Além da manutenção da cor vermelha nas exéquias papais e nas exéquias de cardeais celebradas pelo Papa, esse costume do uso do vermelho permaneceu para alguns elementos da indumentária do Sumo Pontífice. Desde São Pio V, que era dominicano e continuou a usar o hábito de sua Ordem, o branco passou a predominar nas roupas papais. Porém, o chapéu papal (chamado saturno), o manto (chamado tabarro), a murça ou mozeta, a estola pontifícia e o camauro (um gorro de pele de camelo para o inverno) permaneceram sendo de cor vermelha, para realçar a posição suprema do Papa dentro da hierarquia eclesiástica.

Todos esses elementos vermelhos da indumentária papal acima mencionados são de uso esporádico, exceto os sapatos, de uso constante e que até Bento XVI eram vermelhos pelo mesmo motivo. Chamados “múleos” (de mulleus, de cor vermelha ou púrpura), eles foram usados na Antiguidade Clássica pelos patrícios e senadores romanos que tivessem exercido alguma magistratura curul, ou seja, de primeira ordem, tendo ulteriormente passado também a serem usados por generais em ocasiões especiais, como os triunfos. Além desse simbolismo de autoridade, os “múleos do Papa” relembram continuamente ao pontífice seu compromisso de seguir os passos de Cristo com os pés ensanguentados rumo ao Calvário.
O Papa Francisco desrespeitou o costume e continuou a usar seus sapatos ortopédicos pretos, o que muitos interpretaram como sinal de humildade. Na realidade, o que todos esses símbolos de cor vermelha relembram é que, após a elevação ao trono de Pedro, o ocupante deixa de ser um particular e passa a ser revestido da maior autoridade existente na Terra.

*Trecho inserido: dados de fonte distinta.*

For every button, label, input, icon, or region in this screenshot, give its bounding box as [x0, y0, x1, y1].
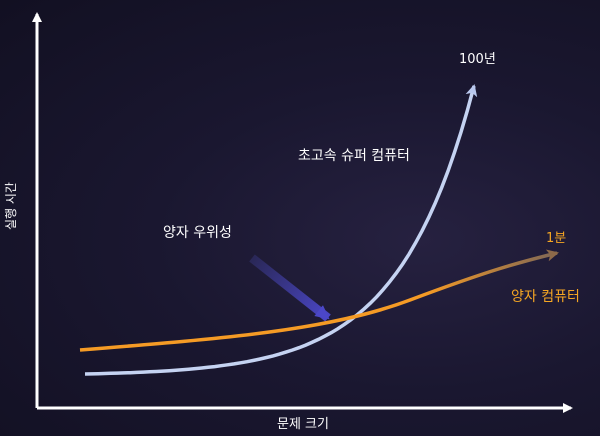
- y-axis-label: 실행 시간: [4, 182, 18, 230]
- quantum-advantage-arrow: [249, 254, 331, 322]
- quantum-end-label: 1분: [546, 231, 567, 246]
- quantum-advantage-label: 양자 우위성: [163, 225, 232, 241]
- quantum-series-label: 양자 컴퓨터: [511, 289, 580, 305]
- supercomputer-series-label: 초고속 슈퍼 컴퓨터: [298, 148, 410, 164]
- x-axis-label: 문제 크기: [277, 417, 329, 432]
- series-line-supercomputer: [84, 84, 478, 376]
- series-line-quantum: [79, 249, 559, 352]
- supercomputer-end-label: 100년: [459, 52, 496, 67]
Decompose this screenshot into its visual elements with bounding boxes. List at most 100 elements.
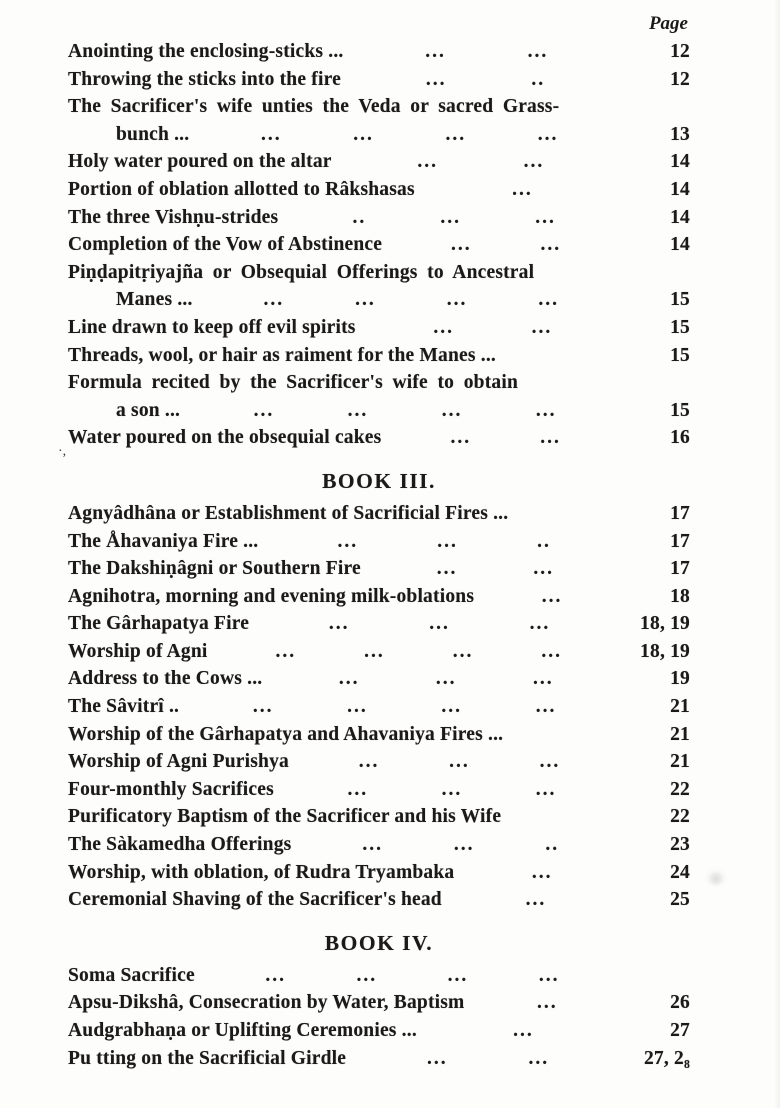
dot-group: ...	[358, 751, 380, 773]
dot-group: ...	[532, 668, 554, 690]
toc-entry: Water poured on the obsequial cakes.....…	[68, 424, 690, 452]
dot-group: ...	[252, 696, 274, 718]
dot-leader: .........	[262, 665, 630, 693]
toc-entry-page: 14	[670, 234, 690, 256]
dot-group: ...	[347, 399, 369, 421]
dot-group: ...	[356, 964, 378, 986]
dot-leader: ......	[361, 555, 630, 583]
toc-entry-page: 16	[670, 427, 690, 449]
toc-entry-title: Agnihotra, morning and evening milk-obla…	[68, 585, 475, 607]
dot-group: ...	[337, 530, 359, 552]
toc-entry-title: Apsu-Dikshâ, Consecration by Water, Bapt…	[68, 992, 465, 1014]
dot-group: ...	[535, 778, 557, 800]
toc-entry-page: 27	[670, 1020, 690, 1041]
toc-entry: The Gârhapatya Fire......... 18, 19	[68, 610, 690, 638]
toc-entry-title: Audgrabhaṇa or Uplifting Ceremonies ...	[68, 1020, 417, 1041]
book-heading: BOOK III.	[322, 468, 436, 493]
toc-entry-title: Agnyâdhâna or Establishment of Sacrifici…	[68, 502, 509, 524]
toc-entry-title: The Dakshiṇâgni or Southern Fire	[68, 558, 361, 580]
toc-entry-title: The Åhavaniya Fire ...	[68, 530, 259, 552]
dot-leader: ...	[474, 583, 630, 611]
page-column-header: Page	[648, 13, 688, 34]
dot-group: ...	[338, 668, 360, 690]
toc-entry-title: Ceremonial Shaving of the Sacrificer's h…	[68, 889, 442, 911]
toc-entry-title: Water poured on the obsequial cakes	[68, 427, 382, 449]
dot-group: ..	[352, 206, 367, 228]
toc-entry-title: The three Vishṇu-strides	[68, 206, 279, 228]
toc-entry: Ceremonial Shaving of the Sacrificer's h…	[68, 886, 690, 914]
dot-group: ...	[260, 123, 282, 145]
toc-entry: bunch ............... 13	[68, 121, 690, 149]
toc-entry-title: Worship of the Gârhapatya and Ahavaniya …	[68, 723, 504, 745]
dot-leader: ......	[344, 38, 631, 66]
dot-group: ...	[425, 41, 446, 62]
toc-entry: Holy water poured on the altar...... 14	[68, 148, 690, 176]
dot-group: ...	[433, 316, 454, 338]
toc-entry-page: 15	[670, 399, 690, 421]
toc-entry: Pu tting on the Sacrificial Girdle......…	[68, 1045, 690, 1073]
page-header-row: Page	[68, 10, 690, 38]
dot-group: ...	[512, 178, 533, 200]
dot-group: ..	[545, 834, 560, 856]
toc-entry-page: 15	[670, 289, 690, 311]
toc-entry-title: The Sàkamedha Offerings	[68, 834, 292, 856]
toc-entry-page: 22	[670, 806, 690, 828]
toc-entry-page: 18, 19	[640, 613, 690, 635]
toc-entry: Worship of the Gârhapatya and Ahavaniya …	[68, 721, 690, 749]
dot-group: ...	[447, 964, 469, 986]
toc-entry-page: 22	[670, 778, 690, 800]
toc-entry-page: 27, 2₈	[643, 1047, 690, 1069]
dot-group: ...	[452, 640, 474, 662]
toc-entry-title: Piṇḍapitṛiyajña or Obsequial Offerings t…	[68, 261, 535, 283]
dot-group: ...	[540, 234, 562, 256]
toc-entry-title: Threads, wool, or hair as raiment for th…	[68, 344, 496, 366]
dot-group: ...	[538, 289, 559, 311]
toc-entry-title: Worship of Agni	[68, 640, 208, 662]
toc-entry-page: 15	[670, 316, 690, 338]
dot-group: ...	[265, 964, 286, 986]
dot-group: ...	[537, 123, 559, 145]
toc-entry-title: Portion of oblation allotted to Râkshasa…	[68, 178, 415, 200]
dot-group: ...	[533, 558, 555, 580]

Ora, sendo a autoridade uma realidade abstrata, ela precisa exprimir-se em sinais exteriores que garantam ao seu detentor o prestígio do cargo e a honra que lhe são devidos, não enquanto pessoa, mas enquanto Sucessor de Pedro e Vigário de Jesus Cristo na Terra.
Esperemos que no novo pontificado que se inicia seja restaurado o uso de todos esses belíssimos elementos simbólicos que contribuíram durante dois milênios para aumentar o prestígio moral do papado e o amor dos fiéis católicos ao “Doce Cristo na Terra”.